The innate immune response and sleep are evolutionarily conserved traits observed across all animal species. However, immune and sleep functions begin to decline with age, posing a serious risk to human health; the age-related decline in immune functions is known as immunosenescence. The effect of age on these traits varies greatly among individuals, and has a significant genetic component, though, the genes contributing to this variation are unknown. This dissertation focuses on elucidating the genetic basis of these two traits, separately, with future directions aimed to assess the two together. First, I used the Drosophila melanogaster genetic reference panel (DGRP), a standard bacterial clearance assay, genome wide association (GWA) tests, and post-GWA analyses to assess and identify genes and networks associated with the age-specific ability to clear a bacterial infection. The effect of age on clearance ability varied significantly among genotypes, with clearance ability declining by ~70% with age. The GWA of clearance ability identified several genes associated with each age, many involved in various signaling pathways contributing to variation in immunity. I then validated 15 candidate genes for their role in the age-specific immune response using the GAL4/UAS system and RNA interference (RNAi).
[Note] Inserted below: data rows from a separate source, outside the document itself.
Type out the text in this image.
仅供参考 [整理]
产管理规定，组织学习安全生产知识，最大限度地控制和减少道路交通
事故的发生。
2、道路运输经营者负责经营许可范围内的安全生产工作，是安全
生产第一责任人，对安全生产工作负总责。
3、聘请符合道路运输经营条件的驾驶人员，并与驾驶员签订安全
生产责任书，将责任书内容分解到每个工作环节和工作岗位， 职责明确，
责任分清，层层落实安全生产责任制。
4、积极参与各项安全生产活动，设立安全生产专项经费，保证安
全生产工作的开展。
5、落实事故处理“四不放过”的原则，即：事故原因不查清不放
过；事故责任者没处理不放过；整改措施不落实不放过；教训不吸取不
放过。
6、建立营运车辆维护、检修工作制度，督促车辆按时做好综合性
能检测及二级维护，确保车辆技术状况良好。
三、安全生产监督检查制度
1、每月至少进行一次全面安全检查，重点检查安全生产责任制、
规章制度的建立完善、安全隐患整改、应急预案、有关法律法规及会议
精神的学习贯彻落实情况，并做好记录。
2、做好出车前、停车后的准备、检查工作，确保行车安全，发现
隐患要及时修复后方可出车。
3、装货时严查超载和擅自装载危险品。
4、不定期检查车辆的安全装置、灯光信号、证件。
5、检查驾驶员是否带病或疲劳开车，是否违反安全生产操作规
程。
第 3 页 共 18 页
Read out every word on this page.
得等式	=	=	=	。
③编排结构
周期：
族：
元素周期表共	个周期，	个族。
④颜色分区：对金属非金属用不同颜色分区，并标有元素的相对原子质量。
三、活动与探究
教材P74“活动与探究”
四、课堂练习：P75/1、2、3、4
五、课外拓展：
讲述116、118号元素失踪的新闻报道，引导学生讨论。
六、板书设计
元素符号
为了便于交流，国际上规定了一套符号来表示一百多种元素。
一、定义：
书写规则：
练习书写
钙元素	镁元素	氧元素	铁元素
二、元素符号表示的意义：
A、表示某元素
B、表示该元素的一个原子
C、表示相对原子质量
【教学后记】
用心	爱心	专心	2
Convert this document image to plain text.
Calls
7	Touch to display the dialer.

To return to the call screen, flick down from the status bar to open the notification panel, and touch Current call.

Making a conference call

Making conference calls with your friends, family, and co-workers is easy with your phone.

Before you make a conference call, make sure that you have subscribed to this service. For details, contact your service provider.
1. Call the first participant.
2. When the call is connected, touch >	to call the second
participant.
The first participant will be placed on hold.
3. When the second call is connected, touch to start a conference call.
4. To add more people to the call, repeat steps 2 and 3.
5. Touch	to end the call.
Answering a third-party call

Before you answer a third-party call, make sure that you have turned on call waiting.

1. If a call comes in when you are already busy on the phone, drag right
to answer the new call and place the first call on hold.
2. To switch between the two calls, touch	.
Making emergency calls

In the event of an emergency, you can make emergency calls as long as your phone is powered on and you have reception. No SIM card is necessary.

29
Small, but significant differences in clearance ability were observed in two genes, nebu and Rho1. Next, I measured sleep in the Drosophila simulans genetic reference panel (SGRP) and compared the data to sleep data in the DGRP. Results revealed that sleep is significantly variable and sexually dimorphic in Drosophila simulans, like that of Drosophila melanogaster. However, estimates of broad sense heritability (H2) were higher in Drosophila melanogaster compared to Drosophila simulans. A future goal is to perform a GWA of sleep in the SGRP and compare the results to those obtained in the DGRP to assess the degree of conservation in the genetic architecture of sleep. Collectively, the information gained through this dissertation aids in our understanding of immunosenescence and sleep. Future research should focus on elucidating the complex interactions between immunity and sleep. The insights gained from these and future results could lead to treatments that improve or maintain immune and sleep health.